Si en la unidad de la operación cognoscitiva sigue vigente la dualidad, lo cual es tesis gnoseológica clásica reiteradamente expuesta por Aristóteles y Tomás de Aquino, resulta además que la operación no sigue meramente a la facultad, como acto ejercido, sino que tiene para ella el valor de insistencia y refuerzo. En virtud de ello, lo inagotable no es sólo el infinito proseguir de la dualidad del objeto poseído y la operación –tesis de la infinita operatividad intelectual–, sino la facultad en cuanto reforzada de un modo habitual por la operación ejercida. La operación se dualiza con el hábito y de esa manera refuerza la facultad. La objetivación prosigue en tanto que operación posesiva, pero también redunda en su principio. La noción de hábito es la clave de la comprensión de las facultades humanas en la antropología clásica. Si los hábitos no se tienen en cuenta, se debilita decisivamente el concepto de naturaleza humana. El hábito transciende la idea de principio fijo, porque implica el refuerzo incesante del principio. En rigor, esto es lo más alejado del fijismo con el que algunas veces se ha acusado injustamente a la inspiración clásica, contraponiéndola a un supuesto mejor tratamiento del valor dinámico del principio en la filosofía moderna.

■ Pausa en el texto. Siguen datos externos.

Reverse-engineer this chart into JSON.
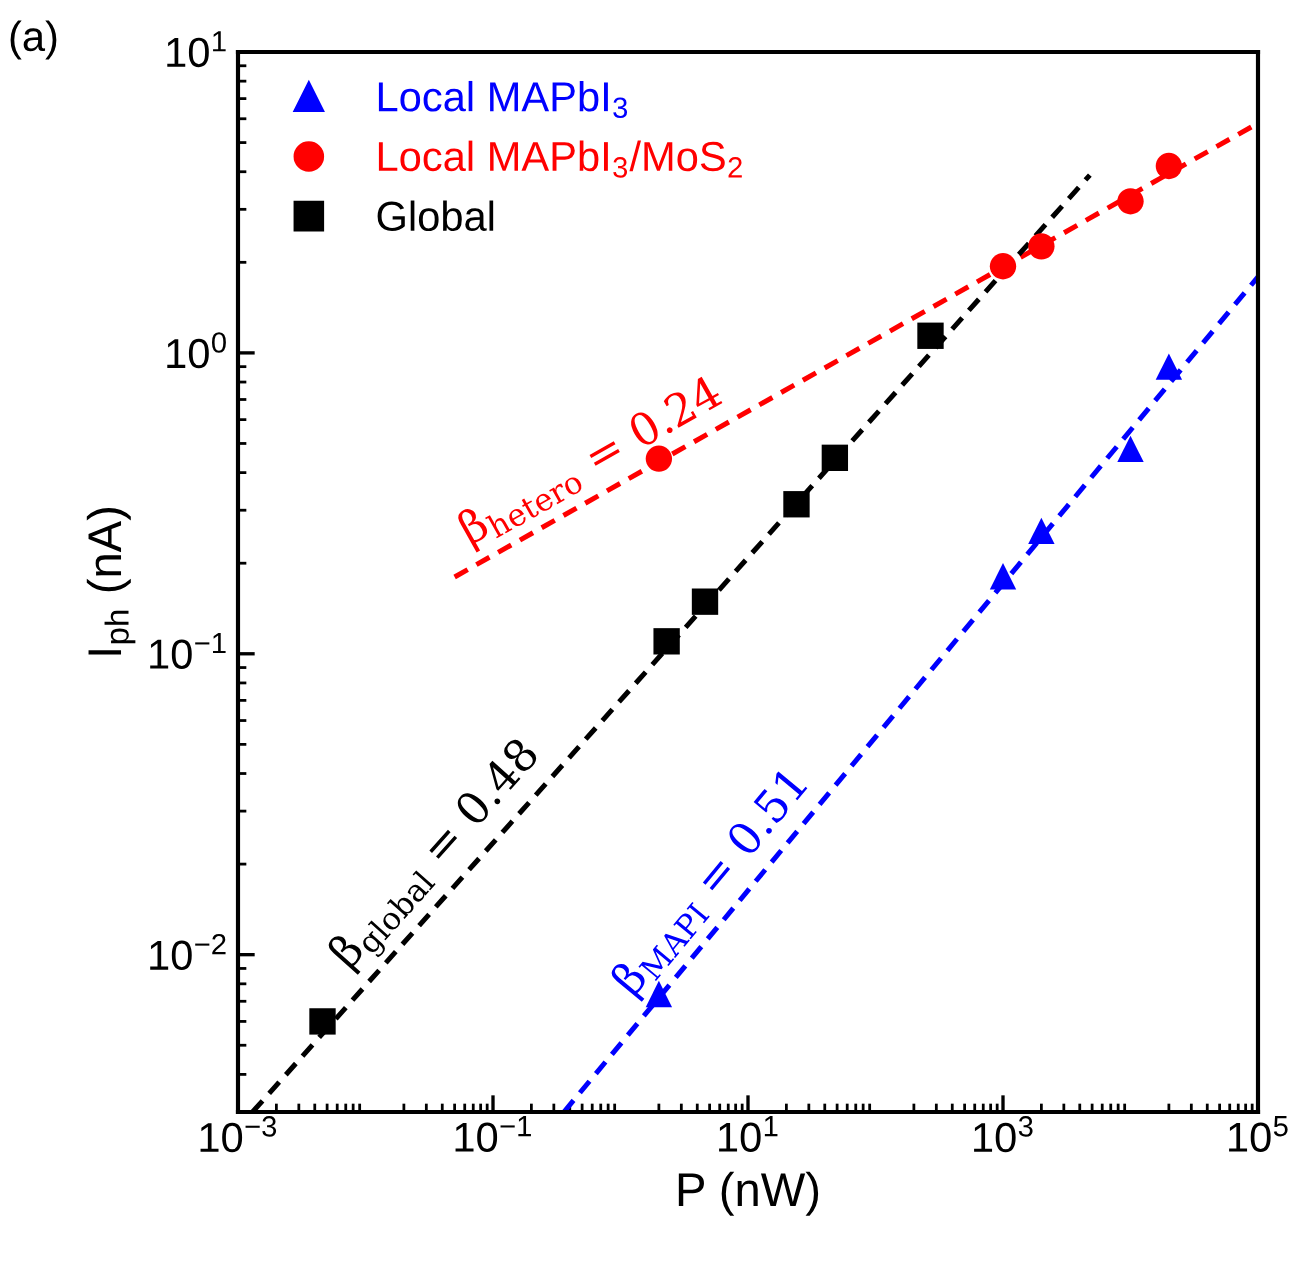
{
  "chart_data": {
    "type": "scatter",
    "xlabel": "P (nW)",
    "ylabel": "I$_{ph}$ (nA)",
    "log": "xy",
    "xlim": [
      0.001,
      100000
    ],
    "ylim": [
      0.003,
      10
    ],
    "xticks": [
      {
        "value": 0.001,
        "label": "10$^{−3}$"
      },
      {
        "value": 0.1,
        "label": "10$^{−1}$"
      },
      {
        "value": 10,
        "label": "10$^{1}$"
      },
      {
        "value": 1000,
        "label": "10$^{3}$"
      },
      {
        "value": 100000,
        "label": "10$^{5}$"
      }
    ],
    "yticks": [
      {
        "value": 0.01,
        "label": "10$^{−2}$"
      },
      {
        "value": 0.1,
        "label": "10$^{−1}$"
      },
      {
        "value": 1,
        "label": "10$^{0}$"
      },
      {
        "value": 10,
        "label": "10$^{1}$"
      }
    ],
    "legend": "top left",
    "grid": false,
    "series": [
      {
        "name": "Local MAPbI$_{3}$",
        "color": "#0000ff",
        "marker": "triangle",
        "x": [
          2,
          1000,
          2000,
          10000,
          20000
        ],
        "values": [
          0.0074,
          0.181,
          0.256,
          0.48,
          0.9
        ]
      },
      {
        "name": "Local MAPbI$_{3}$/MoS$_{2}$",
        "color": "#ff0000",
        "marker": "circle",
        "x": [
          2,
          1000,
          2000,
          10000,
          20000
        ],
        "values": [
          0.445,
          1.94,
          2.26,
          3.19,
          4.18
        ]
      },
      {
        "name": "Global",
        "color": "#000000",
        "marker": "square",
        "x": [
          0.0046,
          2.3,
          4.6,
          24,
          48,
          270
        ],
        "values": [
          0.006,
          0.11,
          0.149,
          0.314,
          0.448,
          1.14
        ]
      },
      {
        "type": "line",
        "color": "#0000ff",
        "line_style": "dashed",
        "marker": "none",
        "x": [
          0.36,
          100000
        ],
        "values": [
          0.003,
          1.79
        ]
      },
      {
        "type": "line",
        "color": "#ff0000",
        "line_style": "dashed",
        "marker": "none",
        "x": [
          0.05,
          100000
        ],
        "values": [
          0.18,
          5.8
        ]
      },
      {
        "type": "line",
        "color": "#000000",
        "line_style": "dashed",
        "marker": "none",
        "x": [
          0.0013,
          4800
        ],
        "values": [
          0.003,
          3.9
        ]
      }
    ],
    "annotations": [
      "β$_{MAPI}$ = 0.51",
      "β$_{hetero}$ = 0.24",
      "β$_{global}$ = 0.48",
      "(a)"
    ]
  }
}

De acuerdo con lo dicho, el hábito sirve para descalificar algunos usos modernos de la noción de conciencia. La idea de reflexión de la conciencia resulta insuficiente para establecer la dualidad respecto del universo, puesto que, a diferencia del hábito, no cancela la simetría con el universo sino que, más bien, induce a aceptarla. Se trata de un punto crucial, porque lastra la antropología moderna. Aunque sea de un modo sumario, anticipo que el lastre consiste en la interpretación genética de la reflexión de la conciencia, por confusión o no reconocimiento de la distinción de la conciencia como operación y la conciencia como hábito.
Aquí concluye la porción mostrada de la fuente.